Finkelstein died Wednesday at the age of 96, leaving behind a legacy of a savvy, cosmopolitan industrialist and irrepressible character. He is survived by two sons, eight grandchildren, two great grandchildren, and devoted friends who prized his wit, insight and companionship at their almost weekly gatherings.
"If I ever got in trouble and was taken into custody and had only one phone call to make, the person I would call is Jerry," said Bernard Nussbaum, former counsel to President Bill Clinton and a partner at Wachtell Lipton Rosen & Katz. "Even if I reached him in the White House having dinner with the president, whether it was Lyndon Johnson or Richard Nixon, I know Jerry would get up, leave the table, come to the stationhouse and bail me out. That was the kind of friend he was to me and so many others."
Nussbaum was an original member of what became informally known as the "Finkelstein Group," an assemblage that also included the likes of retired Appellate Division, Second Department, Presiding Justice Milton Mollen, former Eastern District U.S. Attorney Andrew Maloney, supermarket magnate John Catsimatidis, former state Supreme Court Justice Burton Sherman and prominent lawyers such as Floyd Abrams, a partner at Cahill Gordon & Reindel, and Gary Naftalis, a partner at Kramer Levin Naftalis & Frankel. Approximately once a week, they would gather, initially at the Yale Club but then at Finkelstein's apartment after the Yale Club banned cigars.

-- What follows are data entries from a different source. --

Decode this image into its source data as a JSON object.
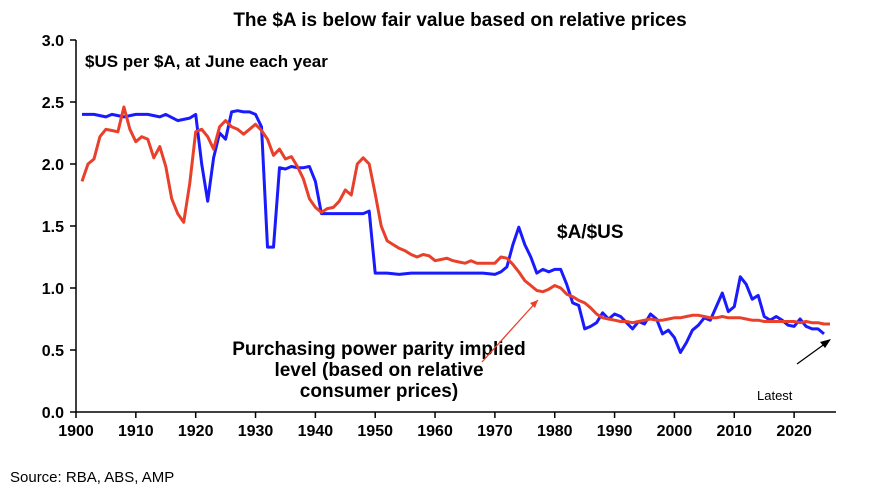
{
  "chart_data": {
    "type": "line",
    "title": "The $A is below fair value based on relative prices",
    "subtitle": "$US per $A, at June each year",
    "ylim": [
      0,
      3.0
    ],
    "yticks": [
      "0.0",
      "0.5",
      "1.0",
      "1.5",
      "2.0",
      "2.5",
      "3.0"
    ],
    "xlim": [
      1900,
      2027
    ],
    "xticks": [
      "1900",
      "1910",
      "1920",
      "1930",
      "1940",
      "1950",
      "1960",
      "1970",
      "1980",
      "1990",
      "2000",
      "2010",
      "2020"
    ],
    "grid": false,
    "series": [
      {
        "name": "$A/$US",
        "color": "#1a1aff",
        "points": [
          [
            1901,
            2.4
          ],
          [
            1903,
            2.4
          ],
          [
            1905,
            2.38
          ],
          [
            1906,
            2.4
          ],
          [
            1908,
            2.38
          ],
          [
            1910,
            2.4
          ],
          [
            1912,
            2.4
          ],
          [
            1914,
            2.38
          ],
          [
            1915,
            2.4
          ],
          [
            1917,
            2.35
          ],
          [
            1919,
            2.37
          ],
          [
            1920,
            2.4
          ],
          [
            1921,
            2.0
          ],
          [
            1922,
            1.7
          ],
          [
            1923,
            2.05
          ],
          [
            1924,
            2.25
          ],
          [
            1925,
            2.2
          ],
          [
            1926,
            2.42
          ],
          [
            1927,
            2.43
          ],
          [
            1928,
            2.42
          ],
          [
            1929,
            2.42
          ],
          [
            1930,
            2.4
          ],
          [
            1931,
            2.3
          ],
          [
            1932,
            1.33
          ],
          [
            1933,
            1.33
          ],
          [
            1934,
            1.97
          ],
          [
            1935,
            1.96
          ],
          [
            1936,
            1.98
          ],
          [
            1937,
            1.97
          ],
          [
            1938,
            1.97
          ],
          [
            1939,
            1.98
          ],
          [
            1940,
            1.86
          ],
          [
            1941,
            1.6
          ],
          [
            1942,
            1.6
          ],
          [
            1944,
            1.6
          ],
          [
            1946,
            1.6
          ],
          [
            1948,
            1.6
          ],
          [
            1949,
            1.62
          ],
          [
            1950,
            1.12
          ],
          [
            1952,
            1.12
          ],
          [
            1954,
            1.11
          ],
          [
            1956,
            1.12
          ],
          [
            1958,
            1.12
          ],
          [
            1960,
            1.12
          ],
          [
            1962,
            1.12
          ],
          [
            1964,
            1.12
          ],
          [
            1966,
            1.12
          ],
          [
            1968,
            1.12
          ],
          [
            1970,
            1.11
          ],
          [
            1971,
            1.13
          ],
          [
            1972,
            1.17
          ],
          [
            1973,
            1.35
          ],
          [
            1974,
            1.49
          ],
          [
            1975,
            1.35
          ],
          [
            1976,
            1.25
          ],
          [
            1977,
            1.12
          ],
          [
            1978,
            1.15
          ],
          [
            1979,
            1.13
          ],
          [
            1980,
            1.15
          ],
          [
            1981,
            1.15
          ],
          [
            1982,
            1.03
          ],
          [
            1983,
            0.88
          ],
          [
            1984,
            0.86
          ],
          [
            1985,
            0.67
          ],
          [
            1986,
            0.69
          ],
          [
            1987,
            0.72
          ],
          [
            1988,
            0.8
          ],
          [
            1989,
            0.75
          ],
          [
            1990,
            0.79
          ],
          [
            1991,
            0.77
          ],
          [
            1992,
            0.72
          ],
          [
            1993,
            0.67
          ],
          [
            1994,
            0.73
          ],
          [
            1995,
            0.71
          ],
          [
            1996,
            0.79
          ],
          [
            1997,
            0.75
          ],
          [
            1998,
            0.63
          ],
          [
            1999,
            0.66
          ],
          [
            2000,
            0.6
          ],
          [
            2001,
            0.48
          ],
          [
            2002,
            0.56
          ],
          [
            2003,
            0.66
          ],
          [
            2004,
            0.7
          ],
          [
            2005,
            0.76
          ],
          [
            2006,
            0.74
          ],
          [
            2007,
            0.85
          ],
          [
            2008,
            0.96
          ],
          [
            2009,
            0.81
          ],
          [
            2010,
            0.85
          ],
          [
            2011,
            1.09
          ],
          [
            2012,
            1.03
          ],
          [
            2013,
            0.91
          ],
          [
            2014,
            0.94
          ],
          [
            2015,
            0.77
          ],
          [
            2016,
            0.74
          ],
          [
            2017,
            0.77
          ],
          [
            2018,
            0.74
          ],
          [
            2019,
            0.7
          ],
          [
            2020,
            0.69
          ],
          [
            2021,
            0.75
          ],
          [
            2022,
            0.69
          ],
          [
            2023,
            0.67
          ],
          [
            2024,
            0.67
          ],
          [
            2025,
            0.63
          ]
        ]
      },
      {
        "name": "Purchasing power parity implied level (based on relative consumer prices)",
        "color": "#e8402a",
        "points": [
          [
            1901,
            1.86
          ],
          [
            1902,
            2.0
          ],
          [
            1903,
            2.04
          ],
          [
            1904,
            2.22
          ],
          [
            1905,
            2.28
          ],
          [
            1906,
            2.27
          ],
          [
            1907,
            2.26
          ],
          [
            1908,
            2.46
          ],
          [
            1909,
            2.28
          ],
          [
            1910,
            2.18
          ],
          [
            1911,
            2.22
          ],
          [
            1912,
            2.2
          ],
          [
            1913,
            2.05
          ],
          [
            1914,
            2.14
          ],
          [
            1915,
            1.98
          ],
          [
            1916,
            1.72
          ],
          [
            1917,
            1.6
          ],
          [
            1918,
            1.53
          ],
          [
            1919,
            1.84
          ],
          [
            1920,
            2.26
          ],
          [
            1921,
            2.28
          ],
          [
            1922,
            2.22
          ],
          [
            1923,
            2.12
          ],
          [
            1924,
            2.3
          ],
          [
            1925,
            2.35
          ],
          [
            1926,
            2.3
          ],
          [
            1927,
            2.28
          ],
          [
            1928,
            2.24
          ],
          [
            1929,
            2.28
          ],
          [
            1930,
            2.32
          ],
          [
            1931,
            2.27
          ],
          [
            1932,
            2.2
          ],
          [
            1933,
            2.07
          ],
          [
            1934,
            2.12
          ],
          [
            1935,
            2.04
          ],
          [
            1936,
            2.06
          ],
          [
            1937,
            1.98
          ],
          [
            1938,
            1.88
          ],
          [
            1939,
            1.72
          ],
          [
            1940,
            1.65
          ],
          [
            1941,
            1.61
          ],
          [
            1942,
            1.64
          ],
          [
            1943,
            1.65
          ],
          [
            1944,
            1.7
          ],
          [
            1945,
            1.79
          ],
          [
            1946,
            1.75
          ],
          [
            1947,
            2.0
          ],
          [
            1948,
            2.05
          ],
          [
            1949,
            2.0
          ],
          [
            1950,
            1.76
          ],
          [
            1951,
            1.5
          ],
          [
            1952,
            1.38
          ],
          [
            1953,
            1.35
          ],
          [
            1954,
            1.32
          ],
          [
            1955,
            1.3
          ],
          [
            1956,
            1.27
          ],
          [
            1957,
            1.25
          ],
          [
            1958,
            1.27
          ],
          [
            1959,
            1.26
          ],
          [
            1960,
            1.22
          ],
          [
            1961,
            1.23
          ],
          [
            1962,
            1.24
          ],
          [
            1963,
            1.22
          ],
          [
            1964,
            1.21
          ],
          [
            1965,
            1.2
          ],
          [
            1966,
            1.22
          ],
          [
            1967,
            1.2
          ],
          [
            1968,
            1.2
          ],
          [
            1969,
            1.2
          ],
          [
            1970,
            1.2
          ],
          [
            1971,
            1.25
          ],
          [
            1972,
            1.24
          ],
          [
            1973,
            1.19
          ],
          [
            1974,
            1.13
          ],
          [
            1975,
            1.06
          ],
          [
            1976,
            1.02
          ],
          [
            1977,
            0.98
          ],
          [
            1978,
            0.97
          ],
          [
            1979,
            0.99
          ],
          [
            1980,
            1.02
          ],
          [
            1981,
            1.0
          ],
          [
            1982,
            0.95
          ],
          [
            1983,
            0.93
          ],
          [
            1984,
            0.9
          ],
          [
            1985,
            0.88
          ],
          [
            1986,
            0.84
          ],
          [
            1987,
            0.79
          ],
          [
            1988,
            0.76
          ],
          [
            1989,
            0.75
          ],
          [
            1990,
            0.74
          ],
          [
            1991,
            0.73
          ],
          [
            1992,
            0.73
          ],
          [
            1993,
            0.72
          ],
          [
            1994,
            0.73
          ],
          [
            1995,
            0.74
          ],
          [
            1996,
            0.75
          ],
          [
            1997,
            0.74
          ],
          [
            1998,
            0.74
          ],
          [
            1999,
            0.75
          ],
          [
            2000,
            0.76
          ],
          [
            2001,
            0.76
          ],
          [
            2002,
            0.77
          ],
          [
            2003,
            0.78
          ],
          [
            2004,
            0.78
          ],
          [
            2005,
            0.77
          ],
          [
            2006,
            0.76
          ],
          [
            2007,
            0.76
          ],
          [
            2008,
            0.77
          ],
          [
            2009,
            0.76
          ],
          [
            2010,
            0.76
          ],
          [
            2011,
            0.76
          ],
          [
            2012,
            0.75
          ],
          [
            2013,
            0.74
          ],
          [
            2014,
            0.74
          ],
          [
            2015,
            0.73
          ],
          [
            2016,
            0.73
          ],
          [
            2017,
            0.73
          ],
          [
            2018,
            0.73
          ],
          [
            2019,
            0.73
          ],
          [
            2020,
            0.73
          ],
          [
            2021,
            0.72
          ],
          [
            2022,
            0.73
          ],
          [
            2023,
            0.72
          ],
          [
            2024,
            0.72
          ],
          [
            2025,
            0.71
          ],
          [
            2026,
            0.71
          ]
        ]
      }
    ],
    "annotations": {
      "blue_label": "$A/$US",
      "red_label_lines": [
        "Purchasing power parity implied",
        "level (based on relative",
        "consumer prices)"
      ],
      "latest_label": "Latest"
    }
  },
  "source": "Source: RBA, ABS, AMP"
}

"We drank. We smoked cigars. We talked. We talked endlessly. We argued endlessly. Each one of us would tell stories, and as we did we'd make ourselves out to be the hero of those stories," Nussbaum said. "We would tell the same stories over and over again each week and we would laugh as if we were hearing them for the first time. Actually, in our minds we were hearing them for the first time. But it was a great group, led always by Jerry."
Mollen said the discussions were free-wheeling and far-ranging. He said the group most recently met about a month ago, shortly before Finkelstein left his apartment at the Carlyle Hotel and went into the hospital.
"We had many shared interestswhat was going on in government, what was going on in the law, what was going on in life," Mollen said. "When Jerry was your friend, you had a very good friend. He was a very colorful character and he knew a great many people at all levels of government and industry. He had close relations with the Kennedy family. He was friendly with Governor Rockefeller."
Maloney, the former U.S. Attorney, said he was always struck by Finkelstein's uncanny ability to quickly and precisely assess character.
"He could read people, total strangers, accurately," Maloney said.
Finkelstein was born in New York City, educated at New York University and New York Law School and worked as a reporter for the New York Daily Mirror before launching a successful business career in the 1950s. He never took the bar exam and instead bought, sold and profited from a variety of businesses, dabbled in public relations, became chairman of the engineering conglomerate Sturthers Wells, invested in real estate ventures and, in 1963, bought the New York Law Journal.